144P/Kushida was discovered on 8 January 1994 by Yoshio Kushida at the Yatsugatake South Base Observatory in Japan. The designation 144P implies that it was the 144th periodic comet ever dicovered.
The relative positions of 144P/Kushida, Earth, Venus and the Sun on 17 March 2017. Dotted lines represent the orbits of planets, with the outer line being that of Mars. Heavens Above.

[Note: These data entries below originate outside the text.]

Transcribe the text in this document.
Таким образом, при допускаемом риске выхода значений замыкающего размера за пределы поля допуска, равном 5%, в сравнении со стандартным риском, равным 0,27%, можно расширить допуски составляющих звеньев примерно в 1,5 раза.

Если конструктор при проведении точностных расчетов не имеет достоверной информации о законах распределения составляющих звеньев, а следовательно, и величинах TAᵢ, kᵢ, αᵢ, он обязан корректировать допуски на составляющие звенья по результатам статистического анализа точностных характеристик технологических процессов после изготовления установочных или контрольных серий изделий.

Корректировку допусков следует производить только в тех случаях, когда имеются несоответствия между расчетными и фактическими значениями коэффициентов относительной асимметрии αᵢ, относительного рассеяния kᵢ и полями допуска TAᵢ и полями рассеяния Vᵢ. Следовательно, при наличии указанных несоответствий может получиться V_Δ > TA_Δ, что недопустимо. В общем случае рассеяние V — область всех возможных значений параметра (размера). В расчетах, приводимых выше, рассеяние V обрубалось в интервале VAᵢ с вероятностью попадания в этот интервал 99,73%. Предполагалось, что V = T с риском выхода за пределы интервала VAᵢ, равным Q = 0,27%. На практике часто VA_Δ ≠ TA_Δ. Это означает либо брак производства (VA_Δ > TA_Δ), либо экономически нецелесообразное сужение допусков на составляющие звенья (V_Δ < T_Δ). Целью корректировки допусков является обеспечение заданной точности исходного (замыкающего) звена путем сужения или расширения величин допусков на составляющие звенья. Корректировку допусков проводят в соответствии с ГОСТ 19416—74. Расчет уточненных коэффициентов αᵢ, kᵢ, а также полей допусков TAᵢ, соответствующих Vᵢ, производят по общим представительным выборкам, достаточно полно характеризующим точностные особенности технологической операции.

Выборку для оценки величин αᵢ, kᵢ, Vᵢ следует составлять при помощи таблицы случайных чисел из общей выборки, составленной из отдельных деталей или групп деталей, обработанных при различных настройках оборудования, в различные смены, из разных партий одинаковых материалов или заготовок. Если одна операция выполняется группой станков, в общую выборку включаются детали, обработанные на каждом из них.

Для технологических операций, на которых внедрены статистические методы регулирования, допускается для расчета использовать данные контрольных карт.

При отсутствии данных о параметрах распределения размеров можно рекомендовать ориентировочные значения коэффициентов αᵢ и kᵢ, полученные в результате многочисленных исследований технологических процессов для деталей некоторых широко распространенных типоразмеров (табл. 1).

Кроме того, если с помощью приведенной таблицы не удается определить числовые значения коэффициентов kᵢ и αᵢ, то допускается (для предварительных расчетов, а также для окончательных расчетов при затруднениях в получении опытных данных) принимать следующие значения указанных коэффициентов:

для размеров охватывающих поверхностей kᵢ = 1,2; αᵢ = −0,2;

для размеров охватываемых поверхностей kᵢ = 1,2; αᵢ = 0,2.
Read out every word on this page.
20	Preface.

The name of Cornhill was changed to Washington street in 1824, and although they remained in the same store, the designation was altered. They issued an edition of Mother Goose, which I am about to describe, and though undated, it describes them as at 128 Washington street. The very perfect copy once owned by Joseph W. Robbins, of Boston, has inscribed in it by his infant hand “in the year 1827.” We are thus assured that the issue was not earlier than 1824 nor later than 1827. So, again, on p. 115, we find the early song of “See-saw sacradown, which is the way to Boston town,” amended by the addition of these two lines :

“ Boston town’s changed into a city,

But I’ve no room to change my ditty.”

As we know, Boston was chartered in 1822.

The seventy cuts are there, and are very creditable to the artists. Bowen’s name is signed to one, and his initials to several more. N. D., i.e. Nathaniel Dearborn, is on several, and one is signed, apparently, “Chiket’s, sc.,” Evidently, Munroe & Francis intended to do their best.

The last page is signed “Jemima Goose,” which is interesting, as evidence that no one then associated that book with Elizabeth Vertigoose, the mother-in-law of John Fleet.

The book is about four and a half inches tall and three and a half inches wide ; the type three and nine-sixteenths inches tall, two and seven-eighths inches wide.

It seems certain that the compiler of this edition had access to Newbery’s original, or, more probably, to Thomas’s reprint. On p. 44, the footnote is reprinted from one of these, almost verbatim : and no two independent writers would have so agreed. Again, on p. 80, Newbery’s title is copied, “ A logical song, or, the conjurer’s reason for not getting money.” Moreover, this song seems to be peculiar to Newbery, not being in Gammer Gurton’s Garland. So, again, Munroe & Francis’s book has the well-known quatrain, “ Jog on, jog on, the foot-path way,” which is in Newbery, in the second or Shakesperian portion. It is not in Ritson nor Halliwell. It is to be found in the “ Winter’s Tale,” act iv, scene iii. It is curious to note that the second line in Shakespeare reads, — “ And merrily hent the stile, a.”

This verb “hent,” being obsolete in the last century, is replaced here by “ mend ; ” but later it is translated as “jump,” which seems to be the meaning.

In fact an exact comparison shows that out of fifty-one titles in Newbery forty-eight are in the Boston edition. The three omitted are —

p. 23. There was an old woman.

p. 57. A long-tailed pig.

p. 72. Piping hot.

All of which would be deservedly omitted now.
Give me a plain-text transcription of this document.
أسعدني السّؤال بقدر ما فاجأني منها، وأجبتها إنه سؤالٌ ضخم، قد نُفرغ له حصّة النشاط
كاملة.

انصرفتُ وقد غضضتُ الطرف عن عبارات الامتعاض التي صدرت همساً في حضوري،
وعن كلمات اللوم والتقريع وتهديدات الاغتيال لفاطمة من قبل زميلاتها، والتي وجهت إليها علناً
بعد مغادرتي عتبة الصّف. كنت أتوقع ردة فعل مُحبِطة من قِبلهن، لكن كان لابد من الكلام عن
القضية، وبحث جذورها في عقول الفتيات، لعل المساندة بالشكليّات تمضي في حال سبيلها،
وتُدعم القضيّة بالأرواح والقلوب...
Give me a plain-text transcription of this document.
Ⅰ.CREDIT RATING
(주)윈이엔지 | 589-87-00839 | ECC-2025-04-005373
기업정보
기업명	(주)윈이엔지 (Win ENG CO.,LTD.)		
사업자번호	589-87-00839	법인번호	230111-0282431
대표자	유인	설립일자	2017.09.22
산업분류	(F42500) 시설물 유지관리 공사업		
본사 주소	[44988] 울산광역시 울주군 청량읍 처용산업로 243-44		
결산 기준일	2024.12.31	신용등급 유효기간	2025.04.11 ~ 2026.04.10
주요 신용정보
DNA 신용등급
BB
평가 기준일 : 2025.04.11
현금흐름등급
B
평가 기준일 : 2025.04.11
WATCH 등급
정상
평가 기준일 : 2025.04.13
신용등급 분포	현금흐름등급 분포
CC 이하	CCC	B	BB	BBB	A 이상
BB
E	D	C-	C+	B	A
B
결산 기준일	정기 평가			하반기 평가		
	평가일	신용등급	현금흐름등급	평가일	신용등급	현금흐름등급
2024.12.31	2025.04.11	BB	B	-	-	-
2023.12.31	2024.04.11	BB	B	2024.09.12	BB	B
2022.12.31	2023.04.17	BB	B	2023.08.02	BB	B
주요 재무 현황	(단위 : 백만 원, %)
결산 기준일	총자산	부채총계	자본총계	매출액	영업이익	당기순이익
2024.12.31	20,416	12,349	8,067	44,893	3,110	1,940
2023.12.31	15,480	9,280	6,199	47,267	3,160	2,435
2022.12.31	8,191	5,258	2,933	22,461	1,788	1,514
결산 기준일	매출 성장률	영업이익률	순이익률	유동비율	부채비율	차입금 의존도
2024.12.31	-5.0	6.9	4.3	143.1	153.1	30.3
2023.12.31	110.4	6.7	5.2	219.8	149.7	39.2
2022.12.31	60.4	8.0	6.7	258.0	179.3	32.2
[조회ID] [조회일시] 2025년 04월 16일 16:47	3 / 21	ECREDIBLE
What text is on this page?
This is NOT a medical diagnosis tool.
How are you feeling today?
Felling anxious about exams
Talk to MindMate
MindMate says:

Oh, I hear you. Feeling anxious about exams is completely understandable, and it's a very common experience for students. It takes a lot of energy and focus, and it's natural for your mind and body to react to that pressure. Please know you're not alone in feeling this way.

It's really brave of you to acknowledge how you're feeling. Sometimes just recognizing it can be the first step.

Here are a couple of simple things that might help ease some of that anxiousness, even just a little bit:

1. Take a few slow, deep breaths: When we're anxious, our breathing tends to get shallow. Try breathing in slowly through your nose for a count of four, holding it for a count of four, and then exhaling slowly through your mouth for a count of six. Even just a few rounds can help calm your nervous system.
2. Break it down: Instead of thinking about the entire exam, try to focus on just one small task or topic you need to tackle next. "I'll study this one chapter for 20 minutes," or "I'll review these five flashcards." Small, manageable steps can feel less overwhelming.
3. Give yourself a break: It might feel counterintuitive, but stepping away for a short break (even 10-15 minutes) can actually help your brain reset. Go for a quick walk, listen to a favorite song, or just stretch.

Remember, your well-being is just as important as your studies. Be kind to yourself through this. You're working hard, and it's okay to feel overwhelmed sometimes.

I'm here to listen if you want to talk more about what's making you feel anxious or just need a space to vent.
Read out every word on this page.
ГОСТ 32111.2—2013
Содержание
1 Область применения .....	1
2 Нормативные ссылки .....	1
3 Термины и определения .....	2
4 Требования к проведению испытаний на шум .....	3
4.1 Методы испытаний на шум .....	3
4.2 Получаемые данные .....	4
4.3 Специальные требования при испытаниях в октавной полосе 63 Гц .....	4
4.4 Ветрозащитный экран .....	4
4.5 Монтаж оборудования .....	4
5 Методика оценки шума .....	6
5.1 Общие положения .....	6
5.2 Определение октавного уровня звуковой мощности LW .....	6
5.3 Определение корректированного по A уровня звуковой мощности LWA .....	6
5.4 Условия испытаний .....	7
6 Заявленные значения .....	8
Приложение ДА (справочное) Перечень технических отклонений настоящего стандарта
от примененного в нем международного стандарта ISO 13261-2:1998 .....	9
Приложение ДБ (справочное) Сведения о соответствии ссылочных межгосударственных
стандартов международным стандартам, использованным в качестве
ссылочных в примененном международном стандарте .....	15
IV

144P/Kushida s a short period, Jupiter Family comet (a comet with a period of less than 20 years with an orbit angled at less than 30° to the plane of the Solar System), with a 7.58 year orbital period and an elliptical orbit tilted at 4.11° to the plane of the Solar System, which takes it from 1.43 AU from the Sun (i.e 1.43 times as far from the Sun as the Earth,slightly inside the orbit of the Planet Mars) to 6.28 AU from the Sun (i.e. 6.28 times the average distance between the Earth and the Sun, outside the orbit of Jupiter).